Dünyanın yaklaşık üçte biri, yani yüzde 30'u 2023'te üç ay veya daha uzun süreli aşırı kuraklık yaşayacak. 1980'lerde bu oran ortalama yüzde 5'ti.
Yeni araştırma, kuraklığa ilişkin küresel ölçekte en güncel verileri sunarak kuraklığın ne kadar hızlı ivme kazandığını gözler önüne seriyor.
İklim değişikliği küresel yağış modellerini değiştiriyor ve bazı bölgeleri kuraklığa daha yatkın hale getiriyor.
Kuraklığın artışı özellikle Güney Amerika, Ortadoğu ve Afrika Boynuzu'nda şiddetli oldu.
Güney Amerika'nın Amazon bölgesinde kuraklık hava koşullarını değiştirme tehlikesi yaratıyor.
Yağmur bulutlarının oluşmasını teşvik etmede rol oynayan ağaçları öldürüyor, hassas bir şekilde dengelenmiş yağış döngülerini bozuyor ve daha fazla kuraklığa yol açan bir geri bildirim döngüsü yaratıyor.
Ancak kara kütlesinin büyük bölümleri kururken aynı zamanda aşırı yağışlar da arttı.
Son 10 yılda, dünya topraklarının yüzde 61'inde, 1961-1990 yılları arasındaki ortalamaya kıyasla aşırı yağışlarda artış görüldü.
Kuraklık, seller ve küresel ısınma arasındaki bağlantı karmaşıktır.
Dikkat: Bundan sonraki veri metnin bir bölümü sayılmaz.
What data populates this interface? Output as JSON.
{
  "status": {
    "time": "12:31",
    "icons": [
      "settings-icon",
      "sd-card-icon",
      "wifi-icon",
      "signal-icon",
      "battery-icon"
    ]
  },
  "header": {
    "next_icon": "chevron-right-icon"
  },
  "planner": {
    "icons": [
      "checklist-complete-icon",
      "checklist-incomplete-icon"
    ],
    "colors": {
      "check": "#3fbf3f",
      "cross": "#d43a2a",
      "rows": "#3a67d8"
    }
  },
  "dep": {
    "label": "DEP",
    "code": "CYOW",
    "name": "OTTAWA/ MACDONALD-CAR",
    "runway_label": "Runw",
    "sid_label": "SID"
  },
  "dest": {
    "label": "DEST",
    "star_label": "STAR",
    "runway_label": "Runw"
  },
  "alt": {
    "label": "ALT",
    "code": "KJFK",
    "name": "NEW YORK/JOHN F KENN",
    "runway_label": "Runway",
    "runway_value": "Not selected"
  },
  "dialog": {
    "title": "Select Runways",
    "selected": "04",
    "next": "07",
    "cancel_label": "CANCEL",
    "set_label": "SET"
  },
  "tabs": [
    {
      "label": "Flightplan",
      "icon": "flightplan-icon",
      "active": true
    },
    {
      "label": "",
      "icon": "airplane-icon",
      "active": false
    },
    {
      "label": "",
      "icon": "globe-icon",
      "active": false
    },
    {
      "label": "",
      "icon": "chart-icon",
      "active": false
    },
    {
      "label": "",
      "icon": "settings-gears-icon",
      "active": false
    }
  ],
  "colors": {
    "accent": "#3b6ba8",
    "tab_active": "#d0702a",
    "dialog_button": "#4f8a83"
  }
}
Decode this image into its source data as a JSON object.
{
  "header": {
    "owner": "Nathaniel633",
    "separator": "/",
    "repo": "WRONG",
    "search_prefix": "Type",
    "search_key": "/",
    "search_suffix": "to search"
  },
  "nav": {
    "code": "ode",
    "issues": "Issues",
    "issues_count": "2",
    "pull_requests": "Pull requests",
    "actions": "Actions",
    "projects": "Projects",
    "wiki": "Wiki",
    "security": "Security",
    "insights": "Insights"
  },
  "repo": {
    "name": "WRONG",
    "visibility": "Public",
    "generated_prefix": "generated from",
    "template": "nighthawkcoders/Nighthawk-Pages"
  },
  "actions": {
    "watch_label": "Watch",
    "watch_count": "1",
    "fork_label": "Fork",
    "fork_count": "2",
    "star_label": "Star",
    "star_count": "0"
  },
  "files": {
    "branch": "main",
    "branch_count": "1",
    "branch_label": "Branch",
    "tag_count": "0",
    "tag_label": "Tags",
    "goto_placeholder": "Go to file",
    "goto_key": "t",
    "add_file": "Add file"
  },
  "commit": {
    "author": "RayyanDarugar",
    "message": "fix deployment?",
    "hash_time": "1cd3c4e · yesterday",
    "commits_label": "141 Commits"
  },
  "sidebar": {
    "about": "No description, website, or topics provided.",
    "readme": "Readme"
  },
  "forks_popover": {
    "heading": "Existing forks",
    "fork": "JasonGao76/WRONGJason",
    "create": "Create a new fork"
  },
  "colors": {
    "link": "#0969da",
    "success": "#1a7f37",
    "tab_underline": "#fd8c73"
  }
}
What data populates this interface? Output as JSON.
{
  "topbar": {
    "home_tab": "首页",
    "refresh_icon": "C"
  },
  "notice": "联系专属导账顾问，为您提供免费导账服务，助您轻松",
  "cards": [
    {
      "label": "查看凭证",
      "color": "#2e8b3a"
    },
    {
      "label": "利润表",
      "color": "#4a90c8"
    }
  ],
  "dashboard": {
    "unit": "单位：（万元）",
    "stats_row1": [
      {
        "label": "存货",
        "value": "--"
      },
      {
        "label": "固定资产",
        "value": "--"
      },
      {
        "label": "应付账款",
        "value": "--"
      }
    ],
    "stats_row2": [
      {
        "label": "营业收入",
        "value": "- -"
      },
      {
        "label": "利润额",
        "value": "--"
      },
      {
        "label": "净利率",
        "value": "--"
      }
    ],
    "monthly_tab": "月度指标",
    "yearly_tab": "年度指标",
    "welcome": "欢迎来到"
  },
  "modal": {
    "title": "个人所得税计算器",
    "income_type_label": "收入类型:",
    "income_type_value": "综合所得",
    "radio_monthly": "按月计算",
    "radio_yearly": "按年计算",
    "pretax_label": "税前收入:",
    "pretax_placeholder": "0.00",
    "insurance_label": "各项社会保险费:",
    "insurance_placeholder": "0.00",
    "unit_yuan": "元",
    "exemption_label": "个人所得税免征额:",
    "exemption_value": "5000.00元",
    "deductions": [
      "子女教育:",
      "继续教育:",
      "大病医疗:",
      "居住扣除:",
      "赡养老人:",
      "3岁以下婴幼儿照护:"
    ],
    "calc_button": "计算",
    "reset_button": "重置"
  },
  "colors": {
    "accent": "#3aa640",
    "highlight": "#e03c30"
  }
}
Sıcak hava, topraktan suyun buharlaşmasını artırıyor ve bu da yağmurun olmadığı dönemleri daha da kuru hale getiriyor.
Ancak iklim değişikliği yağış modellerini de değiştiriyor. Okyanuslar ısındıkça havaya daha fazla su buharlaşıyor. Hava da ısınıyor, bu da daha fazla nem tutabileceği anlamına geliyor. Bu nem karaya doğru hareket ettiğinde veya bir fırtınaya dönüştüğünde daha yoğun yağmura yol açıyor.
Lancet Countdown raporunda iklim değişikliğinin sağlık üzerindeki etkilerinin rekor seviyelere ulaştığı tespit edildi.
BBC haberine göre kuraklık, 1990'lara kıyasla geçen yıl 151 milyon daha fazla insanı gıda güvensizliğine maruz bıraktı ve bu da yetersiz beslenmeye katkıda bulundu. 65 yaş üstü kişilerde ısıya bağlı ölümler de 1990'lara kıyasla yüzde 167 arttı.
Bu arada, artan sıcaklıklar ve daha fazla yağmur sivrisinek kaynaklı virüslerde artışa neden oluyor. Dang humması vakaları her zamankinden yüksek ve dang, sıtma ve Batı Nil virüsü daha önce hiç görülmeyen yerlere yayıldı.
Toz fırtınalarındaki artış milyonlarca insanı tehlikeli hava kirliliğine maruz bıraktı.
Lancet Countdown'ın yöneticisi Marina Romanello, "İklim hızla değişiyor. Alışık olmadığımız ve sistemlerimizi buna göre tasarlamadığımız koşullara doğru değişiyor" dedi.